Oh God, where to begin? First off, how could O’Reilly let such a silly statement slide given the number of times he’s insinuated or outright accused Jesse Jackson and Al Sharpton of being bigots despite their involvement in Civil Rights? Again with the hypocrisy. But beyond that, just because you’re sympathetic to one form of bigotry doesn’t mean you’re immune from indulging in other forms of bigotry. You’re telling me Williams can’t be any kind of a bigot because he has a deep appreciation of the racism black people endured in the Jim Crow South? That’s just ridiculous. For starters, I grew up with Jewish family, friends and acquaintances, most of whom were very sensitive to anti-Semitism, but some of whom were also very bigoted against blacks and Puerto Ricans. I’m sorry. No one gets a free pass. And how could they? It makes no sense. Bigotry is usually driven by fear, the kind of fear that stems from ignorance, and no one’s immune from ignorance. No one’s perfect. We’re all vulnerable.
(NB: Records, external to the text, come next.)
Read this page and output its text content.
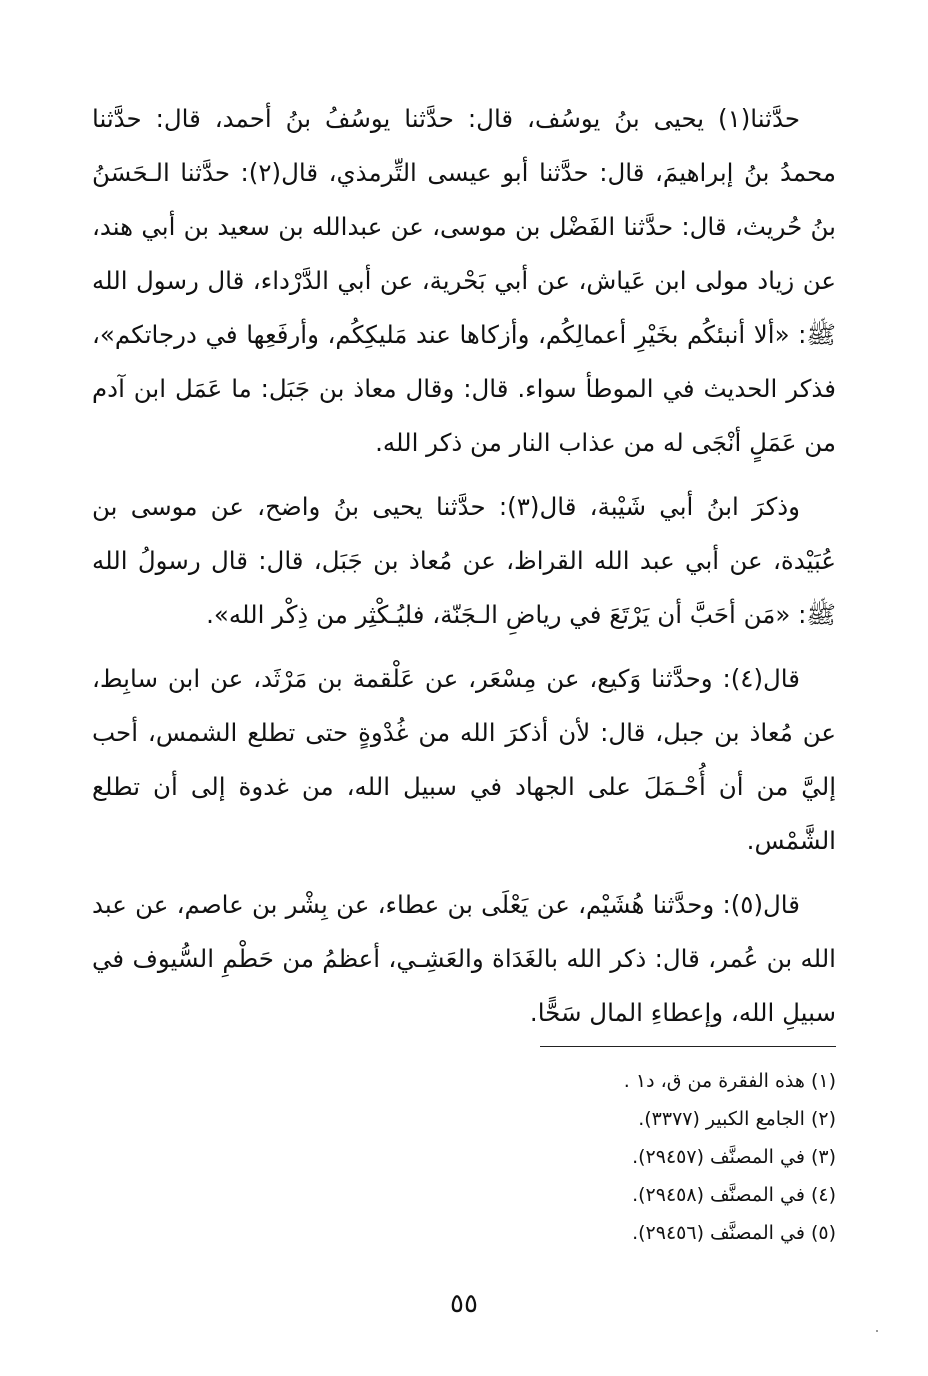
حدَّثنا(١) يحيى بنُ يوسُف، قال: حدَّثنا يوسُفُ بنُ أحمد، قال: حدَّثنا محمدُ بنُ إبراهيمَ، قال: حدَّثنا أبو عيسى التِّرمذي، قال(٢): حدَّثنا الـحَسَنُ بنُ حُريث، قال: حدَّثنا الفَضْل بن موسى، عن عبدالله بن سعيد بن أبي هند، عن زياد مولى ابن عَياش، عن أبي بَحْرية، عن أبي الدَّرْداء، قال رسول الله ﷺ: «ألا أنبئكُم بخَيْرِ أعمالِكُم، وأزكاها عند مَليكِكُم، وأرفَعِها في درجاتكم»، فذكر الحديث في الموطأ سواء. قال: وقال معاذ بن جَبَل: ما عَمَل ابن آدم من عَمَلٍ أنْجَى له من عذاب النار من ذكر الله.

وذكرَ ابنُ أبي شَيْبة، قال(٣): حدَّثنا يحيى بنُ واضح، عن موسى بن عُبَيْدة، عن أبي عبد الله القراظ، عن مُعاذ بن جَبَل، قال: قال رسولُ الله ﷺ: «مَن أحَبَّ أن يَرْتَعَ في رياضِ الـجَنّة، فليُـكْثِر من ذِكْر الله».

قال(٤): وحدَّثنا وَكيع، عن مِسْعَر، عن عَلْقمة بن مَرْثَد، عن ابن سابِط، عن مُعاذ بن جبل، قال: لأن أذكرَ الله من غُدْوةٍ حتى تطلع الشمس، أحب إليَّ من أن أُحْـمَلَ على الجهاد في سبيل الله، من غدوة إلى أن تطلع الشَّمْس.

قال(٥): وحدَّثنا هُشَيْم، عن يَعْلَى بن عطاء، عن بِشْر بن عاصم، عن عبد الله بن عُمر، قال: ذكر الله بالغَدَاة والعَشِـي، أعظمُ من حَطْمِ السُّيوف في سبيلِ الله، وإعطاءِ المال سَحًّا.

(١) هذه الفقرة من ق، د١ .
(٢) الجامع الكبير (٣٣٧٧).
(٣) في المصنَّف (٢٩٤٥٧).
(٤) في المصنَّف (٢٩٤٥٨).
(٥) في المصنَّف (٢٩٤٥٦).
٥٥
So what about the statement on its own merits? What about Williams’ self-professed fear of Muslims? This is where it gets trickier. Given that most Americans have had little or no substantive interaction with any of the world’s one billion Muslims, and given that September 11th and the subsequent invasion of two secular, but overwhelmingly Muslim countries have greatly shaped most Americans’ perceptions of Muslims, and not in a positive way, it should not come as a surprise that many Americans are scared of Muslims. That’s not excusing those fears, it’s explaining them, and it shouldn’t be news to anyone.
I usually associate such distinctions with grounds for not offering workers health care, not for covering your ass.
It’s certainly disappointing that someone as worldly as Juan Williams is afraid of random Muslims sitting near him on a plane (you think he flies first class? I wonder). But hey, people are complex, and fears can be very hard to shake. I’m not condoning his statement. It was a bigoted thing to say. But it’s also very important that people be free to express their fears, albeit in a mature and responsible manner. Which is what Williams was kinda, sorta, maybe doing. O’Reilly’s a right wing propagandist (just like, say, Keith Olbermann’s a Liberal propagandist), and his show, despite all the pathetic ballyhoo to the contrary, is the opposite of “fair and balanced,” it’s a paean to spin. So while Williams wasn’t screaming from the rafters and calling for a renewal of The Crusades, The O’Reilly Factor was not the right venue to get a mature, responsible discussion of complex issues.
And then this morning he gets fired. NPR dumps him, over the phone no less, not even extending him the courtesy of a face-to-face meeting after 10 years of employment. What’s more, in a move of incredible classlessness, NPR CEO Vivian Schiller gave an interview to Atlanta Journal Constitution in which she rubbed salt in the wound. First she split hairs about “Juan” (she refuses to call him Williams, which, given the circumstances, is incredibly unprofessional and belittling) being an independent contract worker, not an NPR employee or staff member; funny, I usually associate such distinctions with grounds for not offering workers health care, not for covering your ass. Schiller then justified the firing by stating that NPR news analysts such as Williams should not make controversial comments. Wow. News analysts (analysts, not reporters) should not make controversial comments. Think about that one for a moment. And when you’re done, take a look at the potshot CEO Schiller made about Williams in her official release, which was posted online by NPR:
“NPR news analyst Juan Williams should have kept his feelings about Muslims between himself and his psychiatrist or his publicist.”
Jesus, did she just say that? Did she really just say that? Did the CEO who just publicly fired an employee (pardon me, a mere “independent contractor”) just publicly accuse that person of being mentally ill? Holy shit.
And so the circus continues. So much for responsible, mature, open discourse.